- Died: around 1129
- Other name: Geoffrey I Talbot
- Occupation: Baron
- Spouse: Agnes
- Children: Geoffrey Talbot; Sybil;

= Geoffrey Talbot (died 1129) =

12th-century Anglo-Norman baron

Geoffrey Talbot (sometimes Geoffrey I Talbot; died c. 1129) was an Anglo-Norman nobleman in medieval England. Holding lands around Swanscombe in Kent, he is often considered to have been the feudal baron of Swanscombe. Besides his lands, he was also given custody of Rochester Castle. His heir was his son, also named Geoffrey.

==Career==
Talbot held lands around Swanscombe, Kent which had been held in 1086 in the Domesday Book by Helto Dapifer, a follower of Odo of Bayeux. Talbot is recorded as the holder of these lands in the 1166 Cartae Baronum, which states that Talbot had the lands some time before his death. (Note: Who held the lands after Odo's forfeiture of his lands in 1088 is unknown.) The Cartae records that the lands around Swanscombe were assessed as owing 20 knight's fees. These holdings around Swanscombe are considered by some historians as probably comprising a feudal barony.

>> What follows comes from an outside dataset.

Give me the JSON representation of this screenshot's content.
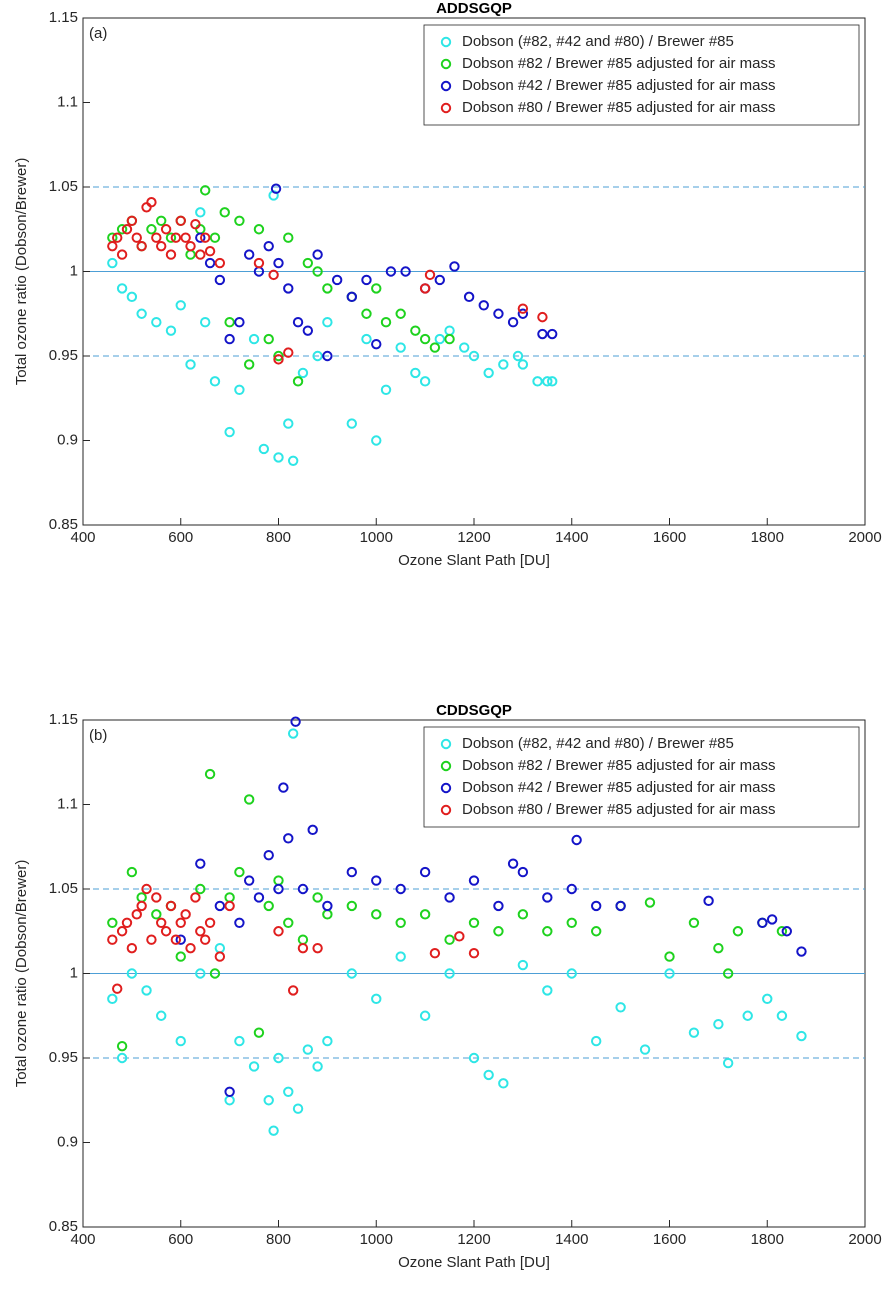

Sometime after 1086 Talbot held lands of the bishops of Rochester also, and around 1100 to 1103 was given control of Rochester Castle by Gundulf of Rochester, who was then the bishop. Talbot may be the same as a Geoffrey Talbot who held lands in Normandy at Cleuville from the Giffards and another estate at Sainte-Croix-sur Buchy near Rouen. For his lands in Kent, Talbot owed castle-guard at Dover Castle.

==Family and legacy==
Talbot married Agnes, who survived him and owed two marks to the king for the right to take control of her dower lands. The family of Agnes is unclear, with David Crouch stating she was a member of the de Lacy family, and the Complete Peerage averring she was probably the daughter of Walter de Lacy and Emma, and sister of Roger and Hugh de Lacy. Katharine Keats-Rohan, however, posits that Agnes was probably the daughter of Helto Dapifer.

Talbot's heir was his son, Geoffrey Talbot, who came into control of his father's lands in 1129. Talbot and Agnes also had a daughter named Sybil, who appears on a grant of lands to Colchester. There may have been another daughter, as the Agnes who married Hugh de Lacy who died around 1115 was probably a daughter of Talbot. Besides the grant witnessed by Sybil, Talbot and Agnes also granted the advowson of a church at Thorington in Essex to Colchester.